UNITED STATES DISTRICT COURT FOR THE DISTRICT OF NEW HAMPSHIRE

John F. Boland

v. Civil No. 17-cv-172-LM Opinion No. 2021 DNH 166 P

Kilolo Kijakazi, Acting Commissioner of Social Security

O R D E R Under 42 U.S.C. § 406(b), Attorney Alexandra Jackson seeks $14,399.50 in attorney fees for her successful representation of Social Security claimant John Boland. Doc. no. 32. The Acting Commissioner of Social Security,1 in her capacity as quasi-trustee of Boland’s awarded benefits, does not object to an award of attorney fees, but asserts that there is a question as to the timeliness of the request and that the court should examine whether the requested fee is reasonable. For the following reasons, the court finds that Attorney Jackson’s request for attorney fees is timely and that the requested fee is reasonable. Accordingly, counsel’s motion for attorney fees is granted in the amount of $14,399.50.

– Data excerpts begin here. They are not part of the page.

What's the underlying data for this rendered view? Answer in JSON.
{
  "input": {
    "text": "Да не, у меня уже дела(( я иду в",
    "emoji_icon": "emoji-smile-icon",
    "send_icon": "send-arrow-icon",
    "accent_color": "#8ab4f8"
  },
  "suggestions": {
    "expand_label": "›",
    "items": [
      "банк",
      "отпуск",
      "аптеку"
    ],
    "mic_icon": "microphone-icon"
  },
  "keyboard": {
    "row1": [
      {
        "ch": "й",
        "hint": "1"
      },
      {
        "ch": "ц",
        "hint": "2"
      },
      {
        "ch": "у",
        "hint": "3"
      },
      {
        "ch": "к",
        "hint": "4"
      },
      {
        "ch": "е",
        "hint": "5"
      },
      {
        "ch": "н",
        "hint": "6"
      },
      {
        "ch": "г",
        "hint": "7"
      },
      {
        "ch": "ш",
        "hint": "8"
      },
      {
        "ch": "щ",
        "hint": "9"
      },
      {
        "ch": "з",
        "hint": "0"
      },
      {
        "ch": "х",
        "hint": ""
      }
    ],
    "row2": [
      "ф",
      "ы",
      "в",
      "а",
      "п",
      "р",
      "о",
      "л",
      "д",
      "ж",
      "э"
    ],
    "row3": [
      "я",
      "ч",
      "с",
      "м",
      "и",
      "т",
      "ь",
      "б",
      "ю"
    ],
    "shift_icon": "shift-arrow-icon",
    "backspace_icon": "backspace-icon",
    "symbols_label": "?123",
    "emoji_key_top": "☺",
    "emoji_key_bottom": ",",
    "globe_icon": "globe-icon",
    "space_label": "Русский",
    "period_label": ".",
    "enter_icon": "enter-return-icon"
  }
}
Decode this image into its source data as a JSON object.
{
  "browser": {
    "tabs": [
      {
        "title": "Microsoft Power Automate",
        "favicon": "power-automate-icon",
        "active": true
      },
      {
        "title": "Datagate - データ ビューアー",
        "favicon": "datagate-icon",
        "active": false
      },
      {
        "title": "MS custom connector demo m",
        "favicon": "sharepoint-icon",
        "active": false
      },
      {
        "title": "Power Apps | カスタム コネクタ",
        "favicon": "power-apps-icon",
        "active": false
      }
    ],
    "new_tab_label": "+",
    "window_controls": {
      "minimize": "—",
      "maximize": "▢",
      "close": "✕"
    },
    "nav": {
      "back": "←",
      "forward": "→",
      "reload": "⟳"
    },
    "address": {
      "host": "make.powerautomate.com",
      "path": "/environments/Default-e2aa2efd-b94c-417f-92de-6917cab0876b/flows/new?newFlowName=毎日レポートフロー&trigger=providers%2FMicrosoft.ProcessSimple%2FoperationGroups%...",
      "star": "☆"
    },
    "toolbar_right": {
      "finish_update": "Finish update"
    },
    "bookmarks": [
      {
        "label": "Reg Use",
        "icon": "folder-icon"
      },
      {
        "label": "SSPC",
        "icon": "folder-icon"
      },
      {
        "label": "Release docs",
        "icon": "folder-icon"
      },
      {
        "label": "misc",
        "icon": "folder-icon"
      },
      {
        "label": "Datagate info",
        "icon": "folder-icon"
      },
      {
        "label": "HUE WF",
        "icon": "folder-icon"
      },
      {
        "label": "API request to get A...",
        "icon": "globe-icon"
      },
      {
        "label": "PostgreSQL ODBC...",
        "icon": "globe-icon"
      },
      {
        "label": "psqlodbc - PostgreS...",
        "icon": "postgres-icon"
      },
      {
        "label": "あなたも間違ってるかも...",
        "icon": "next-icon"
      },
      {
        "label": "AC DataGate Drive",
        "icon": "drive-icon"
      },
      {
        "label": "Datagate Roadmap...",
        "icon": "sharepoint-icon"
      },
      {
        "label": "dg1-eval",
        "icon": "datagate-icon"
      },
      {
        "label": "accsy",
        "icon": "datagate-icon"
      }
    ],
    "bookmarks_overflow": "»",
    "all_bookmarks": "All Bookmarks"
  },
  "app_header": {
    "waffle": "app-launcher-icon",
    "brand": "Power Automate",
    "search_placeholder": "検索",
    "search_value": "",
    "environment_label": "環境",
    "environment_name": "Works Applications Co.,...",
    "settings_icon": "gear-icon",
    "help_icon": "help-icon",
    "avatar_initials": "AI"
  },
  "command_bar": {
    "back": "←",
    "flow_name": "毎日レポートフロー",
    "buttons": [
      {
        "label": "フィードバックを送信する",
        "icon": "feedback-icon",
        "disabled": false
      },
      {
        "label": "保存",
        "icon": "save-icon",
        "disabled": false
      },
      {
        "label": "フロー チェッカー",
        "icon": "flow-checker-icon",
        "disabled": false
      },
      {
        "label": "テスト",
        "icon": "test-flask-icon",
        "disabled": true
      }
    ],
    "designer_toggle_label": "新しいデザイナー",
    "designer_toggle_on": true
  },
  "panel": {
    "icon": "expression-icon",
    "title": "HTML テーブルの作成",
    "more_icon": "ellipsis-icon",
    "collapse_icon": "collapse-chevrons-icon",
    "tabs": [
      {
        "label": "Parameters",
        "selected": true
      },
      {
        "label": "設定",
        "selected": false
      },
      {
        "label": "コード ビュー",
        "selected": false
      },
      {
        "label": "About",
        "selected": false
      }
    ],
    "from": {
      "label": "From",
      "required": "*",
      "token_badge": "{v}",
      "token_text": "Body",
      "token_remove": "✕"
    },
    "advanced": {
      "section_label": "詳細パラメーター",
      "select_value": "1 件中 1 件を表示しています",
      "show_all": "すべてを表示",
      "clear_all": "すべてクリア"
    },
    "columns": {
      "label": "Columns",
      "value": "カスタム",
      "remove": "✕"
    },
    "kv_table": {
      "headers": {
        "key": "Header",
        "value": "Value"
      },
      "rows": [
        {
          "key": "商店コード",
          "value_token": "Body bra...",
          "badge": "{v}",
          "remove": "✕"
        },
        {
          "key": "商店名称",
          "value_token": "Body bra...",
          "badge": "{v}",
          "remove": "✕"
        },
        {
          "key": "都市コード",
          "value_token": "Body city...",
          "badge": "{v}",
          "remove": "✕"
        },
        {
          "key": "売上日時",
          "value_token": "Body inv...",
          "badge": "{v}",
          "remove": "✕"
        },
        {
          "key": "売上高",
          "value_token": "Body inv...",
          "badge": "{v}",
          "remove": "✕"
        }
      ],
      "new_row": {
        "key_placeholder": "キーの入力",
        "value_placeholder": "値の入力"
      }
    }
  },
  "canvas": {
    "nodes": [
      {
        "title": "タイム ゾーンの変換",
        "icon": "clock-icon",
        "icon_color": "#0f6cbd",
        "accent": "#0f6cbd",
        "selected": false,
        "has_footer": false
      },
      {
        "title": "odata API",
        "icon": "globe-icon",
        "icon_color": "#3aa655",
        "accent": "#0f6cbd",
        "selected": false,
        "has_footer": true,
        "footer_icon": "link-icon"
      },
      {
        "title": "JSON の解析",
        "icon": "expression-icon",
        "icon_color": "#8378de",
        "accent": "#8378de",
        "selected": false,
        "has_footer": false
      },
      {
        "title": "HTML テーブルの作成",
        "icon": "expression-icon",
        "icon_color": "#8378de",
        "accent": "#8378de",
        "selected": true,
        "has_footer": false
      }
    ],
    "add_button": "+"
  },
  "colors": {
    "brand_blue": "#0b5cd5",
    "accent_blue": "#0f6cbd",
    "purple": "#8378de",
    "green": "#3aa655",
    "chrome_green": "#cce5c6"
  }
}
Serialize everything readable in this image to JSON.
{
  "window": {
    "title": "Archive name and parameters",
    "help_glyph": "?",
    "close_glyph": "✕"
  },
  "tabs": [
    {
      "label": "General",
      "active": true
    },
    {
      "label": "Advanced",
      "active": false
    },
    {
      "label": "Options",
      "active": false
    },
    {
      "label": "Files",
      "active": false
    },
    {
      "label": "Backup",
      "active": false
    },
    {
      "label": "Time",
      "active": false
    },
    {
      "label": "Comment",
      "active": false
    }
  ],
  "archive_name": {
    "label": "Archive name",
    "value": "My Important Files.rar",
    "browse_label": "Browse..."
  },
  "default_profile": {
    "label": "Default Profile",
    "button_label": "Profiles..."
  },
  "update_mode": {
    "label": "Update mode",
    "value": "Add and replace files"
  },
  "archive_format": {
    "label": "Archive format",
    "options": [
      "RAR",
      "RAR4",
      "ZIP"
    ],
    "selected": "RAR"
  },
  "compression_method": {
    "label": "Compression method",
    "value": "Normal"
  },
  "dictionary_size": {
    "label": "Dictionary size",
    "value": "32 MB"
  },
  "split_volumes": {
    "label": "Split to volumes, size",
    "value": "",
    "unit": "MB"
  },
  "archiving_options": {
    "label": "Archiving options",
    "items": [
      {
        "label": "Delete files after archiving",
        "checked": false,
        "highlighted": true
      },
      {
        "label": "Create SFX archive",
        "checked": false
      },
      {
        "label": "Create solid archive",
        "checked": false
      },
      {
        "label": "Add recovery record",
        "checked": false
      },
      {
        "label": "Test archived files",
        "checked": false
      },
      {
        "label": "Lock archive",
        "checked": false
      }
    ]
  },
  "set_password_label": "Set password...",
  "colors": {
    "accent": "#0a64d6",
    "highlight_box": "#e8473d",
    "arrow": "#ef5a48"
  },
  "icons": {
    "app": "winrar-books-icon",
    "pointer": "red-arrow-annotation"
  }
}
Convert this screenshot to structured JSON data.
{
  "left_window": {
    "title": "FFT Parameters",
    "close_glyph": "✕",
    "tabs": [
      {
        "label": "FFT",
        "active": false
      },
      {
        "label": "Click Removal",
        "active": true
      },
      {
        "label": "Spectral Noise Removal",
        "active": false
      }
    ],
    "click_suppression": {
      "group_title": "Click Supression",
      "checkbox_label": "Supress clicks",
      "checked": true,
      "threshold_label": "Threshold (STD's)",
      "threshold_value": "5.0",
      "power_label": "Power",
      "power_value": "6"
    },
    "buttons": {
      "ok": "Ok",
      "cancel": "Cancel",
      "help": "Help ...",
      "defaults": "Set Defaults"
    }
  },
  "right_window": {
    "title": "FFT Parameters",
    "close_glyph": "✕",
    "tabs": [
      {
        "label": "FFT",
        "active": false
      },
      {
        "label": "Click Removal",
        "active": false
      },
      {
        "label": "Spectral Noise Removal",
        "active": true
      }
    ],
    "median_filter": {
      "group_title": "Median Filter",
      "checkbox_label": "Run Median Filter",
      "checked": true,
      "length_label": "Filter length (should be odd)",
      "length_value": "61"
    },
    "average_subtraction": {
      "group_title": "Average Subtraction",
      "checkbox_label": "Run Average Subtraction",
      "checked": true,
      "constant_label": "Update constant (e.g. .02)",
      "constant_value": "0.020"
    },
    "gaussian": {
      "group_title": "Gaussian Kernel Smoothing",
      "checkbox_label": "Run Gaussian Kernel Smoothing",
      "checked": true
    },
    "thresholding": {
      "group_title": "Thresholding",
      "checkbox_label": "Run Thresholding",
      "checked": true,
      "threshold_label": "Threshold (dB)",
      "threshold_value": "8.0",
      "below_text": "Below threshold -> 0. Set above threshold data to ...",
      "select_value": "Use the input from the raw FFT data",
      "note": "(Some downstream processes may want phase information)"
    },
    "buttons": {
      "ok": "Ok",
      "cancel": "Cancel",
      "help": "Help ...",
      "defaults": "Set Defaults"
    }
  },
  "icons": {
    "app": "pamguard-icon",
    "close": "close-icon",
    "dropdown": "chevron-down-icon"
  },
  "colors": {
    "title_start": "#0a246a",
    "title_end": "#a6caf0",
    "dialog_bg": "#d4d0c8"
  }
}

BACKGROUND Boland filed an application for disability insurance benefits in 2013. Boland’s application was initially denied, and he ultimately challenged the denial in this

1 The court has automatically substituted Kilolo Kijakazi, as Acting Commissioner of Social Security, for Andrew Saul, former Commissioner of Social court. The court granted Boland’s motion to reverse, and it remanded the matter to the Social Security Administration (“SSA”). Judgment was entered on September 25, 2018. After further administrative proceedings on remand, an administrative

law judge issued a fully favorable decision to Boland and awarded him $57,598 in past due benefits as well as ongoing benefits until he reaches his full retirement age. Boland’s benefits, including ongoing benefits until he reaches retirement age, will total about $135,000. Boland was informed of the decision by a “notice of award,” which he received on June 14, 2021. See doc. no. 32-1. Attorney Jackson filed the present motion for attorney fees on July 7, 2021.

DISCUSSION Attorney Jackson requests payment of attorney fees totaling 25% of Boland’s past-due benefits, a total request of $14,399.50. The Acting Commissioner does not object to the request for attorney fees, but she identifies a potential issue with the timeliness of Attorney Jackson’s motion and requests an evaluation of the reasonableness of the amount. Attorney Jackson filed a reply.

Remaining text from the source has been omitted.